Mário Laginha (ML) – Acho que o disco é porreiríssimo, acho que tem potencial, mas os últimos anos ensinaram-nos a ter calma quanto a expectativas.

MJ - Eu estou desejosa de começar a cantar as coisas novas. Já andamos a rodar o outro material há tanto tempo. Vamos ver o que acontece. E não é só o que acontece connosco, é o que acontece com a indústria discográfica em geral. Está tudo bera, ruim, as pessoas não compram os discos, copiam. E isto é mesmo um problema muito grave, que eu não faço ideia como se pode dar a volta. Até agora não se têm visto grandes formas de dar a volta. Eh pá, vamos ver, vamos ver!

Ao vivo...

Mário Laginha (ML) – Bem, não vamos para o palco com uma data de tralhas...

Maria João (MJ) – Não sei...

ML – Se calhar ainda se põem algumas...

MJ – Ainda não pensámos bem em como fazer coisas. É pouco prático andar com um projecto assim e levá-lo, por exemplo, para fora de Portugal. Hoje em dia tem que se viajar leve.
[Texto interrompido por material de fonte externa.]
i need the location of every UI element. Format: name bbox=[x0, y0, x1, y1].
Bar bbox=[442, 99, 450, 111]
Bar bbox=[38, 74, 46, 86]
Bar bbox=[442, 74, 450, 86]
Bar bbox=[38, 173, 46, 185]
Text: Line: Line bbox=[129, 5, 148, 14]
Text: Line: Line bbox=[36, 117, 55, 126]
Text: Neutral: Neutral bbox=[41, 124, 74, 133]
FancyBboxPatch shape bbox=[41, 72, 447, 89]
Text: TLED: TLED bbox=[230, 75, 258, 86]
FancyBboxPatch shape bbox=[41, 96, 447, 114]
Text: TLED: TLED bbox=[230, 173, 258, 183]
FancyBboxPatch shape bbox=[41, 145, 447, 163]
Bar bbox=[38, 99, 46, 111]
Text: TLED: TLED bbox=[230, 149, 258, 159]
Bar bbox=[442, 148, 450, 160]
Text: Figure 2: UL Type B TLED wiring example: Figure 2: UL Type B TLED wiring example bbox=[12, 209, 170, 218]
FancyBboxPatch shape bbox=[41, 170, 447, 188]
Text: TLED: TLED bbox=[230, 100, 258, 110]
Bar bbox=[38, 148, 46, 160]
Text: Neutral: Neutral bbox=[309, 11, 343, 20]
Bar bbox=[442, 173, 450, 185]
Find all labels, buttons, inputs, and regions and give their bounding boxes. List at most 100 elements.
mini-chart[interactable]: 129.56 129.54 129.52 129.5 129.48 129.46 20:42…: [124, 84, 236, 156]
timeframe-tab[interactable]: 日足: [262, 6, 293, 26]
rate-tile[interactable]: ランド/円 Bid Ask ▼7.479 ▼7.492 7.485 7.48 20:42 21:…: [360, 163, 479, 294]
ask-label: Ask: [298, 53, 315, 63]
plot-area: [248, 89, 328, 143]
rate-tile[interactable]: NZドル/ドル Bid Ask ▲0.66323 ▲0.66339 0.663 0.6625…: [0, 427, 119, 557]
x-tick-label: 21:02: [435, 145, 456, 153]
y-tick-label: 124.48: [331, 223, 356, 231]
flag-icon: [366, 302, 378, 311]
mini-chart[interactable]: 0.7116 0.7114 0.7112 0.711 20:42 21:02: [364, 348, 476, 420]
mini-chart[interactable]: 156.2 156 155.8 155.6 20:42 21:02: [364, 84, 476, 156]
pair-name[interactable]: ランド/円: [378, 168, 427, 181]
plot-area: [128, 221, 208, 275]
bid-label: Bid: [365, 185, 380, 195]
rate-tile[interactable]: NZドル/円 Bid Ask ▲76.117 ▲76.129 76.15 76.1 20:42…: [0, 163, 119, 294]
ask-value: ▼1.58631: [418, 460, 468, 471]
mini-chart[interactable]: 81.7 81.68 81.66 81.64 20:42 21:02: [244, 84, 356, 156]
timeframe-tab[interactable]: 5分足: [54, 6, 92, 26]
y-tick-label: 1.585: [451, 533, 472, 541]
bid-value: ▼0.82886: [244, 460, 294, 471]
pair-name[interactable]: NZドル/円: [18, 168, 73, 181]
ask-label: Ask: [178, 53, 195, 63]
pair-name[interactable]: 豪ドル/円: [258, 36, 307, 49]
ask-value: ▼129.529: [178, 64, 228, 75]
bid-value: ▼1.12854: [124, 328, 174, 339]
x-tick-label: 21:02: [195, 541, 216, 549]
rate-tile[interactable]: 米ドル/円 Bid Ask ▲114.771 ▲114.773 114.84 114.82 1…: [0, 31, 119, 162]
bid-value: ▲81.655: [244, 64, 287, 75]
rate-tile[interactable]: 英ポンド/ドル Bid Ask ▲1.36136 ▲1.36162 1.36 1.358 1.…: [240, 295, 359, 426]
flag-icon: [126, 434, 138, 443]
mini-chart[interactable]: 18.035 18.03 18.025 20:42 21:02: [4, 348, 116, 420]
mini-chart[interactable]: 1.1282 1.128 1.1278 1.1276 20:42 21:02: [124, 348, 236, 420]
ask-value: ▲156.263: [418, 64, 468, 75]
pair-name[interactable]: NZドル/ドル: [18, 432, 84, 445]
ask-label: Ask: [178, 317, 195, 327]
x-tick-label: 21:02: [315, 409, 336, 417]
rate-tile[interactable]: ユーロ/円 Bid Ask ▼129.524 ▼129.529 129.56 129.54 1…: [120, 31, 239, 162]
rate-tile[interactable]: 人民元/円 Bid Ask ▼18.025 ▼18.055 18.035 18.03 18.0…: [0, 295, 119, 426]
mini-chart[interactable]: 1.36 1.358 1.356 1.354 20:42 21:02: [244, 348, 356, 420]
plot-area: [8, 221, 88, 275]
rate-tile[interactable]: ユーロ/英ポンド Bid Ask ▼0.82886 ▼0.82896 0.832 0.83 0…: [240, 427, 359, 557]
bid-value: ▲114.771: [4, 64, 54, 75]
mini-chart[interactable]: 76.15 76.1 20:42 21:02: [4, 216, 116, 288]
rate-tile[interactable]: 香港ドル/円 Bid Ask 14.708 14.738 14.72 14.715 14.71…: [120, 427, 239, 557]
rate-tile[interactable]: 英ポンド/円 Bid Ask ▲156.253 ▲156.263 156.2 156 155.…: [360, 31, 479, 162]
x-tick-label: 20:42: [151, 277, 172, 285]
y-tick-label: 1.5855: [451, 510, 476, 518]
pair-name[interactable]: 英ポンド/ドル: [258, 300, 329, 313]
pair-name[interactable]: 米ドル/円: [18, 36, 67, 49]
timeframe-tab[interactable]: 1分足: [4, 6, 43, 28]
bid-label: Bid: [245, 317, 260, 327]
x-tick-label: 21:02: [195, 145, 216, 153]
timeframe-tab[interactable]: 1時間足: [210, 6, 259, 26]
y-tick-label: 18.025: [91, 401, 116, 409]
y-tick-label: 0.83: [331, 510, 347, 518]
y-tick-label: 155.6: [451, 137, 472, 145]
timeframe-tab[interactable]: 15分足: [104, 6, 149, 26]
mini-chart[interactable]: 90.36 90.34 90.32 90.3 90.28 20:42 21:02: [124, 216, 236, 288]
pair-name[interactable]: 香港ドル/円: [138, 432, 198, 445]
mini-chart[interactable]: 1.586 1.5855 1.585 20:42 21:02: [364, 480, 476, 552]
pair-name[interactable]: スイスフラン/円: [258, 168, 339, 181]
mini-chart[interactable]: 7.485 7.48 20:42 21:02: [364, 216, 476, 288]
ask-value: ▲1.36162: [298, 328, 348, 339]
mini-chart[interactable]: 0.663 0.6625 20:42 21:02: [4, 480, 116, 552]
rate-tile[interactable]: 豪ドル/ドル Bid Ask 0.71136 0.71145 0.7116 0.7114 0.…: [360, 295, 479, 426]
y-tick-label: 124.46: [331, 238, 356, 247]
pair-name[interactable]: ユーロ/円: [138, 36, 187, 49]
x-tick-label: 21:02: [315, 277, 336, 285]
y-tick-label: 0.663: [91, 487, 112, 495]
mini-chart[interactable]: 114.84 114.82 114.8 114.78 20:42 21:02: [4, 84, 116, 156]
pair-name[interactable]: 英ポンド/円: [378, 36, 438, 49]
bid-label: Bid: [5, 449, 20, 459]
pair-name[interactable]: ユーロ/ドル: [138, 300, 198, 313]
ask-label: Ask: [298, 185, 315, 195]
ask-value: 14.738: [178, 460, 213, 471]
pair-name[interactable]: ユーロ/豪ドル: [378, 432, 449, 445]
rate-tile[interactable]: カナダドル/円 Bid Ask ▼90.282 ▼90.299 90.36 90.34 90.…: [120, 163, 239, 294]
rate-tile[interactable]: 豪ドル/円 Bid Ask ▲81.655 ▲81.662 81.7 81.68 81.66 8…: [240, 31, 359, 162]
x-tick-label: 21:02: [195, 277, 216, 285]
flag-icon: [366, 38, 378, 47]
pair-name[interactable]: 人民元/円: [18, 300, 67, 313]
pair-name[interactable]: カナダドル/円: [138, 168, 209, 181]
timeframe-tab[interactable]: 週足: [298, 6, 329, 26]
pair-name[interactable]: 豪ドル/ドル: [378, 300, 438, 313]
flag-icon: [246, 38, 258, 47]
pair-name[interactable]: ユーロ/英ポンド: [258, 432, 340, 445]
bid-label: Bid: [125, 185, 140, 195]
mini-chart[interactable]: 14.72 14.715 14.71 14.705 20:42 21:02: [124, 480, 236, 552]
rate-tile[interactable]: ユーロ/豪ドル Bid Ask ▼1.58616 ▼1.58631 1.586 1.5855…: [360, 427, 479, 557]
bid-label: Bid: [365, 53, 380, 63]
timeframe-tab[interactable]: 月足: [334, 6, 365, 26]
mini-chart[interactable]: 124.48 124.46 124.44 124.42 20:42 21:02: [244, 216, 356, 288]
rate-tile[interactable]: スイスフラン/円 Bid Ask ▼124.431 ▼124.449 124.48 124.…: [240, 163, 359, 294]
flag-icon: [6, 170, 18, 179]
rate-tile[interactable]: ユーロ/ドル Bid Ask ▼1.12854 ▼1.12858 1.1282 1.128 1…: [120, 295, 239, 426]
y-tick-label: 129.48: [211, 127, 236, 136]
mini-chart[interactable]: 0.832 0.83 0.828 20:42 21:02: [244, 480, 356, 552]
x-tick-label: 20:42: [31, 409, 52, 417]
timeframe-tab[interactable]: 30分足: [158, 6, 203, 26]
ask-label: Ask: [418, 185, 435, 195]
MJ – O Mário vai estar a tocar outros instrumentos. A disparar, como ele diz (risos). “Eu posso disparar, de onde eu estou posso disparar”. Fica em aberto o que é que ele quer dizer com “posso disparar” (risos). “Eu posso disparar, o Nelson também pode disparar”. Portanto, as coisas vão ser disparadas, não sei.

MJ – Gostava de experimentar fazer um concerto com os temas todos do disco. Deve ser um sufoco, não trazer a família, novos amigos sem trazer a família. Gostava de fazer isso, mas depois noutros países temos de misturar outras coisas. Já estou ansiosa. É um bocado complicado. Há grupos que fazem paragens, deixam de tocar durante um tempo, eu era incapaz. Estar um ano sem tocar, poupem-me, por favor! Um ano sem cantar, nem pensar!